The short answer is this isn't what H2O was designed to do. So unfortunately the answer today is no.


The longer answer... (Assuming that the intent of the question is regarding model training in H2O-3.x...)

I can think of at least two ways one might want to use H2O in this way: one-pass streaming, and swapping.

Think of one-pass streaming as having a continuous data stream feeding in, and the data constantly being acted on and then thrown away (or passed along).

Think of swapping as the computer science equivalent of swapping, where there is fast storage (memory) and slow storage (disk) and the algorithms are continuously sweeping over the data and faulting (swapping) data from disk to memory.

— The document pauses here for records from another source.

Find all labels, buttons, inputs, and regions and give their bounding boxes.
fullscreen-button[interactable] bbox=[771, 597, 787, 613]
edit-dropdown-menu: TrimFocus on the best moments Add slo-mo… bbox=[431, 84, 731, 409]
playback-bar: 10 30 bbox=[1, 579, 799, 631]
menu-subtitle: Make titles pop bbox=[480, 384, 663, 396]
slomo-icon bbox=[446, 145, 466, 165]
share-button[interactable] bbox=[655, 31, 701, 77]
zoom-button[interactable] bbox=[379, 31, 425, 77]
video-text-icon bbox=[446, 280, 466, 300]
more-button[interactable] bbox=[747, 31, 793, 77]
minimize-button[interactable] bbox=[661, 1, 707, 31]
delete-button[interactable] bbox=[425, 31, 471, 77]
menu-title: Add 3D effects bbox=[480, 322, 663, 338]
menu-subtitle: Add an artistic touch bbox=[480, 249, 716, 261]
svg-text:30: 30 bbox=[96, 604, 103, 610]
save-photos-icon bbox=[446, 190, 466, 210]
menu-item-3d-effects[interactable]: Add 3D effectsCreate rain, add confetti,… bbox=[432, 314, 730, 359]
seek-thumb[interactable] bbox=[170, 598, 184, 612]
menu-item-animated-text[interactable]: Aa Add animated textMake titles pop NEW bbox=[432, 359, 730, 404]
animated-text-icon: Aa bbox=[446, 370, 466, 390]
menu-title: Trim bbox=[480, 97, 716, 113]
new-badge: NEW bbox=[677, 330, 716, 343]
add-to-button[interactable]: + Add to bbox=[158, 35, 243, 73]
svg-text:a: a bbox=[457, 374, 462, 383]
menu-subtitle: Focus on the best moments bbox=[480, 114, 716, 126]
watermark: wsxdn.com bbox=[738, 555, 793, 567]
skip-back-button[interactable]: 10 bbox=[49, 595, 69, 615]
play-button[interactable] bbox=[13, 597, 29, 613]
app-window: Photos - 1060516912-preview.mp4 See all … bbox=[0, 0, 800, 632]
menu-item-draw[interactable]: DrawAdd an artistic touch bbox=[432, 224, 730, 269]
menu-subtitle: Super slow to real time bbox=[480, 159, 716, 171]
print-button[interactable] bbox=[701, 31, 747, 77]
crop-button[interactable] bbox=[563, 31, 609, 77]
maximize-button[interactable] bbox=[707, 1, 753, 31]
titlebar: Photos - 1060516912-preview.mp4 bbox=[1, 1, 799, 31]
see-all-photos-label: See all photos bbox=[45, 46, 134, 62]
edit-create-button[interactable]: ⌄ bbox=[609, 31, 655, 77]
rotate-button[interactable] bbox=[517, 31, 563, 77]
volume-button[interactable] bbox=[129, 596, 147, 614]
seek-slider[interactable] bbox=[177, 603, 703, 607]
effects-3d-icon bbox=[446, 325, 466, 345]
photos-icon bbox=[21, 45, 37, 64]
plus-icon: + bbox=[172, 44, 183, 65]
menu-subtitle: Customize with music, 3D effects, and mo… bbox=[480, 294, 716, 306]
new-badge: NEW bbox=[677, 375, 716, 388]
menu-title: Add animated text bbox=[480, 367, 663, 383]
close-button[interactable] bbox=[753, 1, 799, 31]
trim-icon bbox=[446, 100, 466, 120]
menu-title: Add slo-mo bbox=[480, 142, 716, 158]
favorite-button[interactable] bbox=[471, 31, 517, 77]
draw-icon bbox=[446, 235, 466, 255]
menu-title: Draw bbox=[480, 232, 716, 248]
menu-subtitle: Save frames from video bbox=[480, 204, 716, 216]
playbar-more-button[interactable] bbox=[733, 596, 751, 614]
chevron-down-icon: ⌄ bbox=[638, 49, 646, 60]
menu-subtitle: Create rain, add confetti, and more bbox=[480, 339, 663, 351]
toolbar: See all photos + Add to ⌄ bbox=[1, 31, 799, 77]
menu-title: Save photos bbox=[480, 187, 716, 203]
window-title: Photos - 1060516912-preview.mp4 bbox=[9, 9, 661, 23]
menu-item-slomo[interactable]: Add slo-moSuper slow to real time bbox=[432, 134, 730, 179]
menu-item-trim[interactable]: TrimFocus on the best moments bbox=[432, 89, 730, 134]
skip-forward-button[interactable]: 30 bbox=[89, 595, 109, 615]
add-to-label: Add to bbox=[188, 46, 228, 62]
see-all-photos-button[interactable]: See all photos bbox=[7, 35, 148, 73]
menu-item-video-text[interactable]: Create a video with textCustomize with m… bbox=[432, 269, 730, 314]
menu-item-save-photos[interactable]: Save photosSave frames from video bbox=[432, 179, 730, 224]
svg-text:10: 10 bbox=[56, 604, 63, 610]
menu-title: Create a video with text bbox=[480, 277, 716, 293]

Swapping just gets worse and worse from a performance perspective the bigger the data gets. H2O isn't ever tested this way, and you are on your own. Maybe you can figure out how to enable an unsupported swapping mode from clues/hints in the other referenced stackoverflow question (or the source code), but nobody ever runs that way, and you're on your own. H2O was architected to be fast for machine learning by holding data in memory. Machine learning algorithms iteratively sweep over the data again and again. If every data touch is hitting the disk, it's just not the experience the in-memory H2O-3 platform was designed to provide.

The streaming use case, especially for some algorithms like Deep Learning and DRF, definitely makes more sense for H2O. H2O algorithms support checkpoints, and you can imagine a scenario where you read some data, train a model, then purge that data and read in new data, and continue training from the checkpoint. In the deep learning case, you'd be updating the neural network weights with the new data. In the DRF case, you'd be adding new trees based on the new data.